Characteristics of Graphene Oxide for Gene Transfection and Controlled Release in Breast Cancer Cells

Round 1

Reviewer 1 Report

In this review the authors investigate on Graphene-based nanomaterials for gene transfection and gene transfection breast cancer treatment. Recently another group has also been published very similar review.

https://doi.org/10.1186/s12951-021-00902-8

However, the review is very informative. Therefore, I would recommend publishing this article after addressing few minor corrections. 

Discuss the comparative biocompatibility of Graphene oxide and reduced Graphene oxide for breast cancer treatment as well as gene transfection.

Author Response

We thank the reviewer for the comments and suggestions. The following changes are made: 

(1) We added the referred review paper as [174];

(2) We added the discussion on biocompatibility of rGO and GO, as well as their comparison for cancer treatment and transfection on pages 14, 18-19, and 31. Added details are highlighted in yellow and listed below 

Page 14:

These results proved that rGO is more cytotoxic than GO, demonstrating a strong interaction formed between graphene and cells in a limited period of time. Since toxicity depends on the physicochemical properties of the materials, the use of reducing agents to deoxygenate GO can lead to the formation of materials with different characteristics (i.e., particles size, density of functional groups on the surface), and thus different toxicity. In fact, following some reduction treatments, rGO has been shown to aggregate due to van der Waals interactions and exhibited different sizes. This characteristic is known to be a major cause of increased toxicity, as will be discussed in the following sections.

Page 18-19

This could indicate that non-functionalized rGO is not an adequate material for breast cancer treatment, as such high ROS concentration could result in an increased risk of mutations of normal breast cells into tumor tissue. Even when tested in lower doses than GO, rGO was shown to induce the same or higher levels of cell death, depending on the time and dose of exposure to cells. This phenomenon can be related to the higher affinity of rGO to the cell membrane that increases the hydrophobic interactions between them. In addition, some chemical agents used for GO reduction can generate metallic impurities and organic contamination, causing alterations in the interaction with cells, leading to cell membrane damage and apoptosis.

Page 31:

Comparable results were also obtained by S. Roy et al. [136], in which rGO was functionalized by the modified poly(allylamine hydrochloride (MPAH) and FA. This nanocarrier showed a release of pDNA from the nanocomposites in the solution increased with NIR (35%) compared to without NIR (5%), as observed by the increased fluorescence intensities of the supernatants collected. rGO can represent an interesting solution for cellular transfection process due to its higher affinity to the cell membrane and a higher cellular uptake. In addition, rGO has a higher conductivity that enhances its photothermal response upon light absorption in the NIR range. This characteristic could therefore be an advantage in terms of endosome escape, controlled release of the therapeutic agent, and PTT and PDT treatment of cancer. Nevertheless, rGO is characterized by a lower density of functional groups on its surface that can be detrimental from the point of view of the drug/gene loading efficiency, affecting the transfection results. Moreover, higher toxicity of rGO was recorded compared to GO under the similar experimental conditions, which may limit its application in further transfection steps.

Reviewer 2 Report

In this review, the authors described the characteristics of GO and functionalized GO as platforms for nucleic acid delivery and their properties for pharmaceutical and biomedical applications.

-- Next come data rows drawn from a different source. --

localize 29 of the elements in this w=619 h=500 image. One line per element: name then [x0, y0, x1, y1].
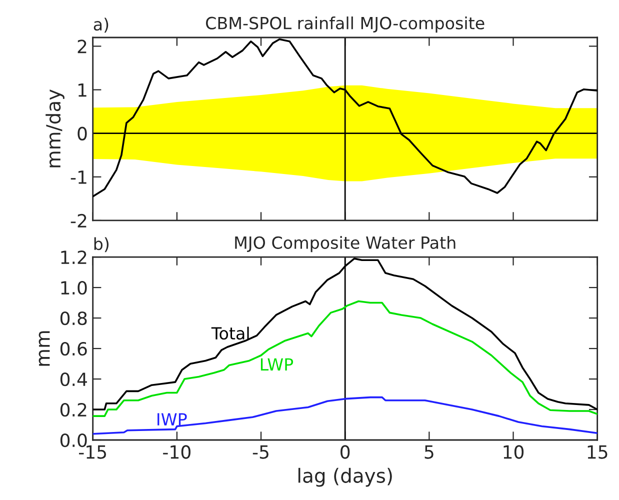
series-label: IWP: [158, 413, 187, 426]
y-tick-label: 0.4: [60, 372, 87, 386]
y-tick-label: 0.2: [60, 402, 86, 417]
x-tick-label: -5: [252, 445, 268, 459]
x-tick-label: 10: [504, 445, 524, 459]
y-tick-label: 1.0: [61, 280, 87, 295]
chart-title: MJO Composite Water Path: [235, 236, 456, 252]
y-tick-label: -1: [70, 170, 86, 184]
y-tick-label: 0.0: [60, 433, 87, 448]
x-tick-label: 0: [340, 445, 350, 459]
y-tick-label: 0: [78, 126, 87, 140]
chart-title: CBM-SPOL rainfall MJO-composite: [206, 16, 484, 33]
y-tick-label: 1.2: [61, 250, 86, 264]
y-axis-title: mm/day: [46, 89, 64, 168]
x-tick-label: 5: [424, 445, 434, 459]
x-tick-label: -15: [78, 445, 106, 459]
y-tick-label: 0.6: [60, 342, 87, 356]
x-tick-label: 15: [588, 445, 608, 459]
text: a): [94, 18, 108, 33]
text: b): [94, 237, 108, 252]
series-label: LWP: [260, 358, 294, 370]
y-tick-label: 0.8: [60, 311, 87, 326]
y-axis-title: mm: [38, 331, 50, 366]
y-tick-label: 2: [78, 40, 86, 54]
series-label: Total: [211, 326, 249, 340]
y-tick-label: -2: [70, 214, 86, 228]
y-tick-label: 1: [78, 83, 86, 97]
x-axis-title: lag (days): [298, 468, 392, 487]
x-tick-label: -10: [163, 445, 190, 459]
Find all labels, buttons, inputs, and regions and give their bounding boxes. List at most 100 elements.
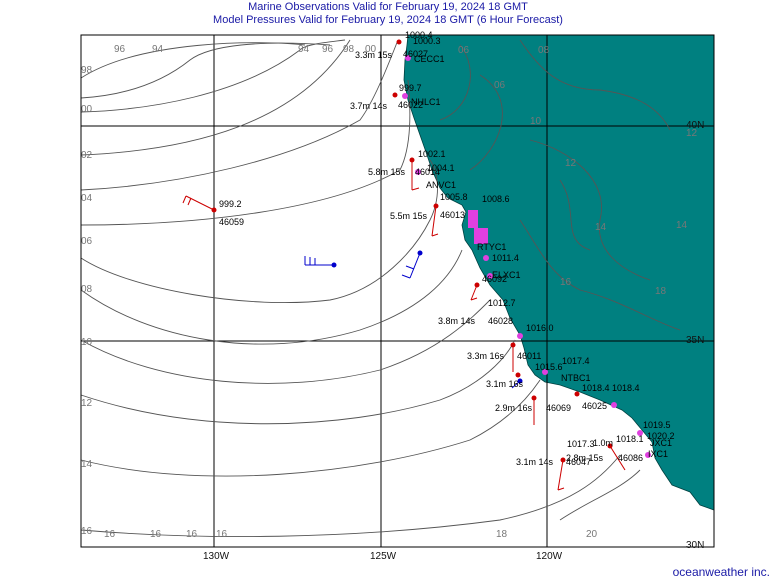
isobar-label: 14: [595, 222, 607, 233]
map-title: Marine Observations Valid for February 1…: [248, 1, 528, 13]
isobar-label: 16: [150, 529, 162, 540]
obs-label: NTBC1: [561, 373, 591, 383]
isobar-label: 18: [496, 529, 508, 540]
isobar-label: 16: [216, 529, 228, 540]
obs-label: NHLC1: [411, 97, 441, 107]
obs-label: 46028: [488, 316, 513, 326]
isobar-label: 16: [81, 526, 93, 537]
blue-observation-points: [331, 250, 523, 384]
isobar-label: 16: [104, 529, 116, 540]
isobar-label: 98: [343, 44, 355, 55]
obs-label: 1015.6: [535, 362, 563, 372]
obs-label: 46022: [398, 100, 423, 110]
obs-label: 1011.4: [492, 253, 519, 263]
obs-label: 46027: [403, 49, 428, 59]
obs-label: 3.8m 14s: [438, 316, 476, 326]
obs-label: 1002.1: [418, 149, 446, 159]
credit-label[interactable]: oceanweather inc.: [672, 565, 770, 579]
obs-label: 1008.6: [482, 194, 510, 204]
station-markers: [402, 55, 651, 458]
isobar-label: 16: [186, 529, 198, 540]
obs-label: 46086: [618, 453, 643, 463]
obs-label: 5.5m 15s: [390, 211, 428, 221]
obs-label: 2.9m 16s: [495, 403, 533, 413]
map-subtitle: Model Pressures Valid for February 19, 2…: [213, 14, 563, 26]
obs-label: 3.3m 16s: [467, 351, 505, 361]
obs-label: 46014: [415, 167, 440, 177]
lat-label-30n: 30N: [686, 540, 705, 551]
obs-label: 3.1m 16s: [486, 379, 524, 389]
obs-label: 46013: [440, 210, 465, 220]
isobar-labels: 96 94 94 96 98 00 98 00 02 04 06 08 10 1…: [81, 44, 698, 540]
isobar-label: 14: [676, 220, 688, 231]
obs-label: 1000.3: [413, 36, 441, 46]
obs-label: IXC1: [648, 449, 668, 459]
lat-label-40n: 40N: [686, 120, 705, 131]
isobar-label: 94: [152, 44, 164, 55]
obs-label: 1004.1: [427, 163, 455, 173]
obs-label: 1020.2: [647, 431, 675, 441]
isobar-label: 20: [586, 529, 598, 540]
isobars: [80, 39, 681, 538]
isobar-label: 06: [81, 236, 93, 247]
isobar-label: 18: [655, 286, 667, 297]
isobar-label: 08: [538, 45, 550, 56]
map-frame: [80, 34, 715, 548]
isobar-label: 10: [530, 116, 542, 127]
isobar-label: 16: [560, 277, 572, 288]
obs-label: 46011: [517, 351, 541, 361]
isobar-label: 94: [298, 44, 310, 55]
obs-label: 1017.3: [567, 439, 595, 449]
obs-label: 1005.8: [440, 192, 468, 202]
isobar-label: 08: [81, 284, 93, 295]
isobar-label: 06: [458, 45, 470, 56]
lon-label-120w: 120W: [536, 551, 563, 562]
obs-label: 1012.7: [488, 298, 516, 308]
obs-label: 46092: [482, 274, 507, 284]
lon-label-130w: 130W: [203, 551, 230, 562]
obs-label: 46025: [582, 401, 607, 411]
isobar-label: 12: [565, 158, 577, 169]
land-california: [403, 34, 715, 511]
red-observation-points: [211, 39, 613, 463]
obs-label: 1000.4: [405, 30, 433, 40]
isobar-label: 10: [81, 337, 93, 348]
obs-label: 1018.4: [582, 383, 610, 393]
isobar-label: 00: [81, 104, 93, 115]
obs-label: 5.8m 15s: [368, 167, 406, 177]
obs-label: RTYC1: [477, 242, 506, 252]
obs-label: 1019.5: [643, 420, 671, 430]
lon-label-125w: 125W: [370, 551, 397, 562]
obs-label: 3.1m 14s: [516, 457, 554, 467]
obs-label: ELXC1: [492, 270, 521, 280]
obs-label: 2.8m 15s: [566, 453, 604, 463]
obs-label: JXC1: [650, 438, 672, 448]
isobar-label: 96: [322, 44, 334, 55]
isobar-label: 96: [114, 44, 126, 55]
isobar-label: 02: [81, 150, 93, 161]
obs-label: 999.2: [219, 199, 242, 209]
red-wind-barbs: [182, 160, 626, 491]
obs-label: 3.3m 15s: [355, 50, 393, 60]
obs-label: CECC1: [414, 54, 445, 64]
obs-label: 1.0m: [593, 438, 613, 448]
lat-label-35n: 35N: [686, 335, 705, 346]
obs-label: 999.7: [399, 83, 422, 93]
observation-labels: 1000.4 1000.3 3.3m 15s 46027 CECC1 999.7…: [219, 30, 675, 467]
obs-label: 46069: [546, 403, 571, 413]
obs-label: 1016.0: [526, 323, 554, 333]
obs-label: 1017.4: [562, 356, 590, 366]
isobar-label: 06: [494, 80, 506, 91]
isobar-label: 00: [365, 44, 377, 55]
obs-label: 46047: [566, 457, 591, 467]
obs-label: 3.7m 14s: [350, 101, 388, 111]
isobar-label: 12: [686, 128, 698, 139]
obs-label: ANVC1: [426, 180, 456, 190]
isobar-label: 04: [81, 193, 93, 204]
isobar-label: 98: [81, 65, 93, 76]
obs-label: 1018.1: [616, 434, 644, 444]
obs-label: 46059: [219, 217, 244, 227]
isobar-label: 14: [81, 459, 93, 470]
isobar-label: 12: [81, 398, 93, 409]
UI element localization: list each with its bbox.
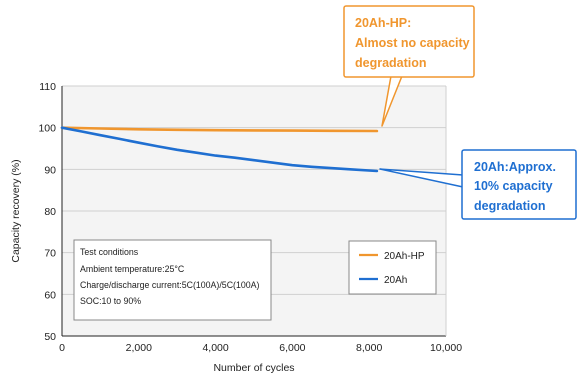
legend-label-20ah-hp: 20Ah-HP (384, 251, 425, 262)
x-tick-label: 10,000 (430, 342, 462, 354)
x-tick-label: 0 (59, 342, 65, 354)
x-tick-label: 8,000 (356, 342, 382, 354)
callout-20ah-line: degradation (474, 199, 546, 213)
test-condition-line: Charge/discharge current:5C(100A)/5C(100… (80, 280, 260, 290)
y-tick-label: 100 (38, 123, 56, 135)
x-tick-label: 4,000 (202, 342, 228, 354)
series-lines (60, 126, 379, 173)
callout-20ah-box (461, 149, 577, 220)
y-tick-label: 70 (44, 248, 56, 260)
y-axis-title: Capacity recovery (%) (10, 159, 22, 262)
series-line-20ah-hp (60, 126, 379, 133)
legend-label-20ah: 20Ah (384, 275, 407, 286)
callout-20ah-line: 20Ah:Approx. (474, 160, 556, 174)
callout-20ah-line: 10% capacity (474, 179, 553, 193)
y-tick-label: 50 (44, 331, 56, 343)
y-tick-labels: 50 60 70 80 90 100 110 (38, 81, 56, 343)
test-conditions-title: Test conditions (80, 247, 139, 257)
legend: 20Ah-HP 20Ah (348, 240, 437, 295)
x-tick-label: 2,000 (126, 342, 152, 354)
x-tick-labels: 0 2,000 4,000 6,000 8,000 10,000 (59, 342, 462, 354)
x-tick-label: 6,000 (279, 342, 305, 354)
legend-frame (348, 240, 437, 295)
test-condition-line: SOC:10 to 90% (80, 296, 141, 306)
callout-20ah: 20Ah:Approx. 10% capacity degradation (379, 149, 577, 220)
y-tick-label: 110 (39, 81, 56, 93)
callout-20ah-hp-box (343, 5, 475, 78)
callout-20ah-hp-line: Almost no capacity (355, 36, 470, 50)
y-tick-label: 60 (44, 289, 56, 301)
series-line-20ah (60, 126, 379, 173)
x-axis-title: Number of cycles (213, 362, 294, 374)
test-conditions-box: Test conditions Ambient temperature:25°C… (73, 239, 272, 321)
y-tick-label: 80 (44, 206, 56, 218)
callout-20ah-hp-line: degradation (355, 56, 427, 70)
callout-20ah-hp: 20Ah-HP: Almost no capacity degradation (343, 5, 475, 127)
test-condition-line: Ambient temperature:25°C (80, 264, 185, 274)
y-tick-label: 90 (44, 164, 56, 176)
test-conditions-frame (73, 239, 272, 321)
callout-20ah-hp-line: 20Ah-HP: (355, 16, 411, 30)
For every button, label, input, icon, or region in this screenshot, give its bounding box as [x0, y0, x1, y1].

The manuscript is well-written and organized. Extensive literature review is included. The figures are impressive. I believe that this manuscript is very useful for the scietists in the field of nanomaterials.

My comments are:

1. The methods of the literature review is missing. The search keywords should be presented. 

2. The future perspectives about the scale up of GO materials.

Author Response

We very much appreciate the reviewer's comments and suggestions. The following changes are made: 

We added the discussion on scaling up and the edit is highlighted in yellow and listed below. 

Page 35-36:

Since versatile factors affect the journey of GO-based carriers in the body, it is crucial to reach a comprehensive understanding of GO characteristics. Despite contradictions regarding GO toxicity in the literature, it should be noted that the function and toxic effect of GO in biological applications are profoundly affected by synthesis route, purification, post-processing, size distribution, shape, functionalization, charge, dose, and the time of exposure to biological compartments. The production of GO is one key aspect impacted its performance. Although modifying synthesis conditions can increase production yield, post-processing approaches play a complementary role in achieving a stable, consistent, and reproducible material. The methods, including exfoliation, purification, and size separation, can be further improved to be less time-consuming than conventional methods (e.g., ultrasonication, centrifugation, and filtration), as reported in the literature. In other words, by modifying post-synthesis methods, not only a uniform material can be obtained, but also a larger quantity of GO can be processed efficiently, which at the same time has consistent features. It is also noteworthy that although successful in-vitro and in-vivo results regarding gene transfection using GO-based carriers have been reported, the lack of consensus in research findings raises the demand to better understand the characteristics of this material prior to clinical investigation.